At which temperature would a reaction with H -92 kJ/mol, S -0.199 kJ/(mol-K) be spontaneous? A.600k B.500k C.400k D.700k

Answer 1

Given information : H = -92 KJ/mol and S = -0.199 KJ/(mol.K)

At equilibrium G = 0

We have to find the Temperature at which reaction would be spontaneous.

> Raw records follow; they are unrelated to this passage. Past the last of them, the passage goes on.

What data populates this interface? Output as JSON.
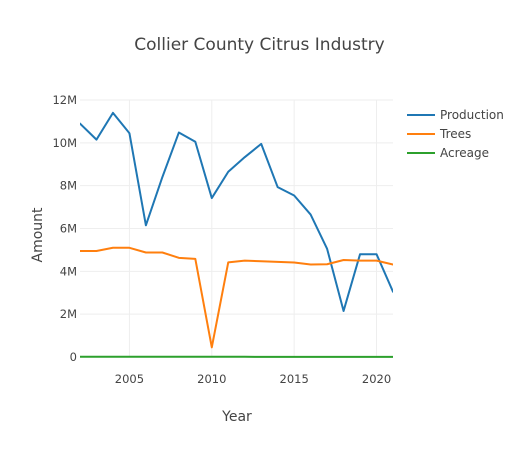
{
  "chart_data": {
    "type": "line",
    "title": "Collier County Citrus Industry",
    "xlabel": "Year",
    "ylabel": "Amount",
    "xlim": [
      2002,
      2021
    ],
    "ylim": [
      0,
      12000000
    ],
    "x_ticks": [
      2005,
      2010,
      2015,
      2020
    ],
    "y_ticks": [
      0,
      2000000,
      4000000,
      6000000,
      8000000,
      10000000,
      12000000
    ],
    "y_tick_labels": [
      "0",
      "2M",
      "4M",
      "6M",
      "8M",
      "10M",
      "12M"
    ],
    "grid": true,
    "legend_position": "top-right",
    "x": [
      2002,
      2003,
      2004,
      2005,
      2006,
      2007,
      2008,
      2009,
      2010,
      2011,
      2012,
      2013,
      2014,
      2015,
      2016,
      2017,
      2018,
      2019,
      2020,
      2021
    ],
    "series": [
      {
        "name": "Production",
        "color": "#1f77b4",
        "values": [
          10900000,
          10150000,
          11400000,
          10450000,
          6150000,
          8400000,
          10480000,
          10050000,
          7420000,
          8650000,
          9330000,
          9950000,
          7930000,
          7540000,
          6650000,
          5050000,
          2150000,
          4800000,
          4800000,
          3050000
        ]
      },
      {
        "name": "Trees",
        "color": "#ff7f0e",
        "values": [
          4950000,
          4950000,
          5100000,
          5100000,
          4880000,
          4880000,
          4630000,
          4580000,
          450000,
          4420000,
          4500000,
          4470000,
          4440000,
          4410000,
          4320000,
          4330000,
          4530000,
          4500000,
          4500000,
          4320000
        ]
      },
      {
        "name": "Acreage",
        "color": "#2ca02c",
        "values": [
          10000,
          10000,
          10000,
          10000,
          9000,
          9000,
          9000,
          9000,
          9000,
          9000,
          9000,
          8500,
          8000,
          8000,
          7500,
          7000,
          6500,
          6000,
          6000,
          6000
        ]
      }
    ]
  }
}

For spontaneous reaction : $\triangle G = negative (-)$

For non-spontaneous reaction : $\triangle G = positive (+)$

We can find the temperature using the formula for Gibbs free energy which is:

$\triangle G = \bigtriangleup H - T\bigtriangleup S$

Where, G = Gibbs free energy ,

H = Enthalpy

S = Entropy

T = Temperature

By plugging the value of G , H and S in the above formula we can find 'T'

$\triangle G = \bigtriangleup H - T\bigtriangleup S$

Since reaction should be spontaneous that means $\triangle G$ should be negative , so the above formula can be written as :

$\triangle G < \bigtriangleup H - T\bigtriangleup S$

On rearranging the above formula we get :

$0 < \bigtriangleup H - T\bigtriangleup S$

$T < \frac{\bigtriangleup H}{\bigtriangleup S}$

$T < \frac{-92\frac{KJ}{mol}}{-0.199\frac{KJ}{mol.K}}$

$T < (\frac{-92}{-0.199})\times (\frac{KJ}{mol})\times (\frac{mol.K}{KJ})$

$T < 462.3 K$

For the reaction to be spontaneous , T should be less than 462.3 K, so out of given option , C is correct which is 400 K.

Answer 2

The answer is C which is 400k.